Brantley non nasconde la valanga di decisioni da prendere e problemi da superare, su cui ha “opinioni, non risposte”: “Le esperienze vengono registrate per essere conservate? Sono effimere o recuperabili? Hanno identificatori persistenti (per cui si può venir identificati, e se sì da chi)? Viene abilitato il riuso, come semplice playback, o per modifiche? Che ne è della proprietà intellettuale e della privacy in sala ologrammi? Chi è l’Autore, il Programmatore che crea o contribuisce al programma? Oppure i pezzi visivi, sonori e di testo, presi da una o più persone, sono dei Partecipanti che li hanno generati? E che farà lo Stato (che può essere democratico o tirannico) per la governance di una rete di sale ologrammi, per vedere, controllare, registrare le esperienze che i suoi cittadini disegnano?”.
Possibilista su tutta la ridda di ipotesi sulle questioni precedenti, Brantley è invece schierato su di chi sia il compito di “costruire le sale”: delle corporation o delle comunità? “Non ci vuol molto a immaginare un’esperienza di ologrammi fornita da Apple iDeck con iTunes, o da Google Android Holodeck.App, o da Amazon 1-click Holodeck”. Ma il “controllo” della sala ologrammi, ponte di comando della letteratura digitale e della cultura, dovrà essere della Comunità-Biblioteca, perché in essa c’è “il punto d’ingresso a nuovi tipi di immaginazione, di apprendimento, di condivisione e di esperienza, a una sorta di nuova forma di poesia espressiva”, dice il guru.

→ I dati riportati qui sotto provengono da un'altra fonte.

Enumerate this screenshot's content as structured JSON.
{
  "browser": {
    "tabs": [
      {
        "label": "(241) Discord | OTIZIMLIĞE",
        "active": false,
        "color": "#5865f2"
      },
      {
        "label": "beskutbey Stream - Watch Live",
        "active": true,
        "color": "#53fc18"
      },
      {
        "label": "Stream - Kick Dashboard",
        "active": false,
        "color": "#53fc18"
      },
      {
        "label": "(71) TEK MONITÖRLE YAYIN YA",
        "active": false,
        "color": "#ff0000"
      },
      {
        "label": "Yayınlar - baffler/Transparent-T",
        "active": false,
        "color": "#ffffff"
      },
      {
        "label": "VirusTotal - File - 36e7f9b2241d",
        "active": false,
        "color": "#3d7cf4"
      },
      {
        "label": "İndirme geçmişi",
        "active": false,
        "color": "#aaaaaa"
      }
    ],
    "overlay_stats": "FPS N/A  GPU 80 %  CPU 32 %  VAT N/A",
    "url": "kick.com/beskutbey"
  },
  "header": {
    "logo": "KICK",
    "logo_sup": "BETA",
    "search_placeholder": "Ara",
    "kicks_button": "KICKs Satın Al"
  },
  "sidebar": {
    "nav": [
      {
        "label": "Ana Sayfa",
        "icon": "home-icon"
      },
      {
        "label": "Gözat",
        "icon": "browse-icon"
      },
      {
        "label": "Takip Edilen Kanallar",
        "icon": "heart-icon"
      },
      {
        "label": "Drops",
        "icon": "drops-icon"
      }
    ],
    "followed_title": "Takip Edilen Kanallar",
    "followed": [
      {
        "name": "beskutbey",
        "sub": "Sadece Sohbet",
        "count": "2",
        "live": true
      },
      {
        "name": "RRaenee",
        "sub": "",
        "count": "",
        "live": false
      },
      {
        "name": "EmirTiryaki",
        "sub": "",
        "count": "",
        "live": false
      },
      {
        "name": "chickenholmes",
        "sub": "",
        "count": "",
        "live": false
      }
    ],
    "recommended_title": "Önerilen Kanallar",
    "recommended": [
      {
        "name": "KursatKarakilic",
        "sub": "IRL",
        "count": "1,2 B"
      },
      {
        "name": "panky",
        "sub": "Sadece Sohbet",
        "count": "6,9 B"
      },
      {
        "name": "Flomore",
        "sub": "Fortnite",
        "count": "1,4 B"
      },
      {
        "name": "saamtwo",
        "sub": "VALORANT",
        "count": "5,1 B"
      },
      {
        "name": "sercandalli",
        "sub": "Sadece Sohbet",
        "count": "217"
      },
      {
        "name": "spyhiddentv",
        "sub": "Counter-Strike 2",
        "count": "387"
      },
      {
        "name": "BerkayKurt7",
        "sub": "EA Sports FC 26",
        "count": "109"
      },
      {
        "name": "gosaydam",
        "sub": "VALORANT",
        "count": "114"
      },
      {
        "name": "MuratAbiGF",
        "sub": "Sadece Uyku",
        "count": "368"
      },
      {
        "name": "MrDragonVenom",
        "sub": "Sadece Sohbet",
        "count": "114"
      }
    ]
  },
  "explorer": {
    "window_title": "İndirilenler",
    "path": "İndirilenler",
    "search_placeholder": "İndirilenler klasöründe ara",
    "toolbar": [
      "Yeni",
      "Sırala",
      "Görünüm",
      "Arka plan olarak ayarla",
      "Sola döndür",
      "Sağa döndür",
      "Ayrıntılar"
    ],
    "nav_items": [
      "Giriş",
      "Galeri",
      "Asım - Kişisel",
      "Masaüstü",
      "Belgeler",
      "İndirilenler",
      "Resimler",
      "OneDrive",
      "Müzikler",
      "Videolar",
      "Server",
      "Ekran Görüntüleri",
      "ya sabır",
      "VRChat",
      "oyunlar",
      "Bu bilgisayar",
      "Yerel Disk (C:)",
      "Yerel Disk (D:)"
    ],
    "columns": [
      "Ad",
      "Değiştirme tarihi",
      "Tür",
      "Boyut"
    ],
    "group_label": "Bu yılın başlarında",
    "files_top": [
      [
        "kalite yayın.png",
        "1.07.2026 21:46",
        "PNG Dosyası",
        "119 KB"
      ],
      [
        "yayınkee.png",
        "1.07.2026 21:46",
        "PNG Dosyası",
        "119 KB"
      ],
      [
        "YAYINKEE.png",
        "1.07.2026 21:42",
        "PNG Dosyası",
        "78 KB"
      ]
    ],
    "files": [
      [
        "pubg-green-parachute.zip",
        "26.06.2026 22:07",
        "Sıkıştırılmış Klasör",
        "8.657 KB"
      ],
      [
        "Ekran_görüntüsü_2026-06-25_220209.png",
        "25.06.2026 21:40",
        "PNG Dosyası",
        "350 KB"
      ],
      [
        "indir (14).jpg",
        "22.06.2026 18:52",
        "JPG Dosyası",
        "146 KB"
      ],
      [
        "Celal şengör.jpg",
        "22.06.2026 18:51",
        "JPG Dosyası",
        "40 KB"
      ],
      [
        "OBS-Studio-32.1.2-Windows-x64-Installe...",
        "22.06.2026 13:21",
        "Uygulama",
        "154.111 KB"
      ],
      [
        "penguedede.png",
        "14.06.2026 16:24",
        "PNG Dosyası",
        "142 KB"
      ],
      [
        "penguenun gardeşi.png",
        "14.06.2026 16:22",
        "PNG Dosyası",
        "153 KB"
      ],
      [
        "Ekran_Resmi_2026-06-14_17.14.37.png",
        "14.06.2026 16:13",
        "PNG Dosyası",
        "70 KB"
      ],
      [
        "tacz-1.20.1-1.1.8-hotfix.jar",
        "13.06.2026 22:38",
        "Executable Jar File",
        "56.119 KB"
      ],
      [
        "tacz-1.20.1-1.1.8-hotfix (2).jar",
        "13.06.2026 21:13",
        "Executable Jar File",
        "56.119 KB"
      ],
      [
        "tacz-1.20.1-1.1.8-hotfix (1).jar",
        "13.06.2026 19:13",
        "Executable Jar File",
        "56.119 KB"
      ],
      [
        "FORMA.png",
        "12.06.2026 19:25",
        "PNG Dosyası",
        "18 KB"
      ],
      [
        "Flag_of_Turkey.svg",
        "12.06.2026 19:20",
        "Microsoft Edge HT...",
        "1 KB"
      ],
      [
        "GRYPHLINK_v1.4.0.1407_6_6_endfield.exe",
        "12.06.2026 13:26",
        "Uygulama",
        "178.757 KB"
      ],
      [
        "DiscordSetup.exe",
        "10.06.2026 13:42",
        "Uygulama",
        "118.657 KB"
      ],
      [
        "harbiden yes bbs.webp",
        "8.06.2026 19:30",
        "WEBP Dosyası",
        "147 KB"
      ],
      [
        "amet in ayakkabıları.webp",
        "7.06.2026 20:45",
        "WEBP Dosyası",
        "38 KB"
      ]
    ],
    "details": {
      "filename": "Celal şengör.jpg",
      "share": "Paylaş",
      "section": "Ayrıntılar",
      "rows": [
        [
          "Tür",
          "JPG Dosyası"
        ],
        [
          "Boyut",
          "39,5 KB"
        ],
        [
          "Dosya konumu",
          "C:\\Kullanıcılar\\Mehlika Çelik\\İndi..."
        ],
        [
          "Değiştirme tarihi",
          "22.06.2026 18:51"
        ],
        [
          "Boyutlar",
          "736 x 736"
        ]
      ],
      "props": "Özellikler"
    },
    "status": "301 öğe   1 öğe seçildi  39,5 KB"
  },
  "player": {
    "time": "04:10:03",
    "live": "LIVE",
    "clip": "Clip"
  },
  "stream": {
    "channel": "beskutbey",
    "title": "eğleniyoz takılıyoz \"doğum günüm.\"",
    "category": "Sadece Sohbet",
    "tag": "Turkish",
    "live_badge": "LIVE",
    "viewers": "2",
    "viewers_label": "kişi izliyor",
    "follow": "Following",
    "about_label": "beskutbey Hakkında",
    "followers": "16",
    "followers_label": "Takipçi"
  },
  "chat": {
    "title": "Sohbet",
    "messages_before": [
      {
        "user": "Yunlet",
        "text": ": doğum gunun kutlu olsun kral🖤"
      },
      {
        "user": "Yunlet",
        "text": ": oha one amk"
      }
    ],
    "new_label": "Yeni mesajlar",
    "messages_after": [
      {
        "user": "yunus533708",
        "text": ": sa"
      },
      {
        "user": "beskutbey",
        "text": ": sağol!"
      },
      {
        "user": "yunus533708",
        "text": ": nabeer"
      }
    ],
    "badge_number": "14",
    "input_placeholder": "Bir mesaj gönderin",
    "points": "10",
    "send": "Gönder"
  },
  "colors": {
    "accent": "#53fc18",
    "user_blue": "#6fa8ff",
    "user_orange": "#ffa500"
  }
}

Tutte “le” Comunità, raccomanda, condividano la visione di un “crowdsourcing deck”, alleanza di Biblioteche collaboranti in modalità open e web 2.0. È il manifesto di una sala ologrammi aperta e condivisa, perché appunto ognuno padroneggi le esperienze che crea. “Per questo obiettivo vale la pena di combattere: avere e presidiare il controllo della propria sala di produzione oltre che di consumo del sapere”, conclude Brantley.